Look, 1% of the population over 43% of the wealth in this country. Take a look at this: http://www2.ucsc.edu/whorulesamerica/power/wealth.html
These figures are staggering. The bottom 90% has seen their wealth go down as well and the upper 1% can’t pay slightly more taxes?! It’s insane.

Actually, teachers should not have to sacrifice anything. There are teacher shortages in most states and class size is out of control in many places as well (i worked as a teacher out of college several years ago before doing grad school). It is draconian because it’s all to give the richest Americans more tax breaks. It’s a simple ploy, cut taxes and then claim a shortfall and demonize teachers and unions as the culprits. The figures don’t lie though. The richest Americans are now better off and the poorest Americans have less and less. Add the next 9% and most of the wealth in this country is in the hands of a relative few. I’m not saying redistribution even here and it’s not that at all. It’s a small sacrifice to help the rest of the country not struggle and maintain the ladder so that others can have a chance at success without massive debt.

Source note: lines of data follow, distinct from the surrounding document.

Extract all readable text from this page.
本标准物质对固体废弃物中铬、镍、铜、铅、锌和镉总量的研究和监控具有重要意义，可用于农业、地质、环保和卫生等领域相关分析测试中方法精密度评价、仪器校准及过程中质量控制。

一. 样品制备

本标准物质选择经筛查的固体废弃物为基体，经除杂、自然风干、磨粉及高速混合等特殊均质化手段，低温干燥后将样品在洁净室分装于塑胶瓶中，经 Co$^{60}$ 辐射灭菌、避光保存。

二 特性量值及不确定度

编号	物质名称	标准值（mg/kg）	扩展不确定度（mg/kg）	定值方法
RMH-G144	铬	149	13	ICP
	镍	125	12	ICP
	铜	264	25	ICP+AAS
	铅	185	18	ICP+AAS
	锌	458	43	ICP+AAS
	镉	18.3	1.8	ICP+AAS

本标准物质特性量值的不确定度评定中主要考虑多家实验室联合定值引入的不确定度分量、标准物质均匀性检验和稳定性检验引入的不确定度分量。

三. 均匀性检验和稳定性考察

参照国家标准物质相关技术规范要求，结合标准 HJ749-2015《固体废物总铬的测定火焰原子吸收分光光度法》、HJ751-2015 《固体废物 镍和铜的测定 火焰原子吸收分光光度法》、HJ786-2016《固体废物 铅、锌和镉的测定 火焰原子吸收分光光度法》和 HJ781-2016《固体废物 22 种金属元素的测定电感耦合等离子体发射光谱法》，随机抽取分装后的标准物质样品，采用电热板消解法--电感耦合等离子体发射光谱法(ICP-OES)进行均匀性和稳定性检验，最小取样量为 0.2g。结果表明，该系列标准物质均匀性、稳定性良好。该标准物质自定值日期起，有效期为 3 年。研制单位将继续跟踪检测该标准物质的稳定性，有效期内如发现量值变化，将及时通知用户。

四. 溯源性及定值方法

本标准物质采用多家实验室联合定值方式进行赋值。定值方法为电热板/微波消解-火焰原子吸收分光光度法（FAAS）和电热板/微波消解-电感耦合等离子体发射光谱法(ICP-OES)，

Actually, China has received a massive cash transfer from the US via manufacturing jobs which may not be permanent, but they are going to be there for quite some time and will help them with their middle class.

No, no, no, I am not having things both ways. You are framing things to make it appear as if I am going to demonize teachers for what they get at universities and somehow make that related to teachers as a whole. Regardless, I have no problem with more public funds to subsidize education. Cut defense spending down by over half, hell, 3/4 and you have money right there to subsidize and make practically free college for most Americans. It’s foolish not to, especially in math, science and technical fields. If you make getting a scholarship as an English major more difficult and easier in other necessary fields, you have a much better social outcome.

Ah, the catch-22. People stop going to college, they get less pay for jobs they may not be considered for. Colleges can simply import more foreign students. This is not a simple supply and demand issue. Supply and demand are not so easily responsive or conducive to social needs. The market is simply fraught with problems and instability without regulation and laws (as we have in everyday life). Ignoring all of this means shooting ourselves in the foot frankly.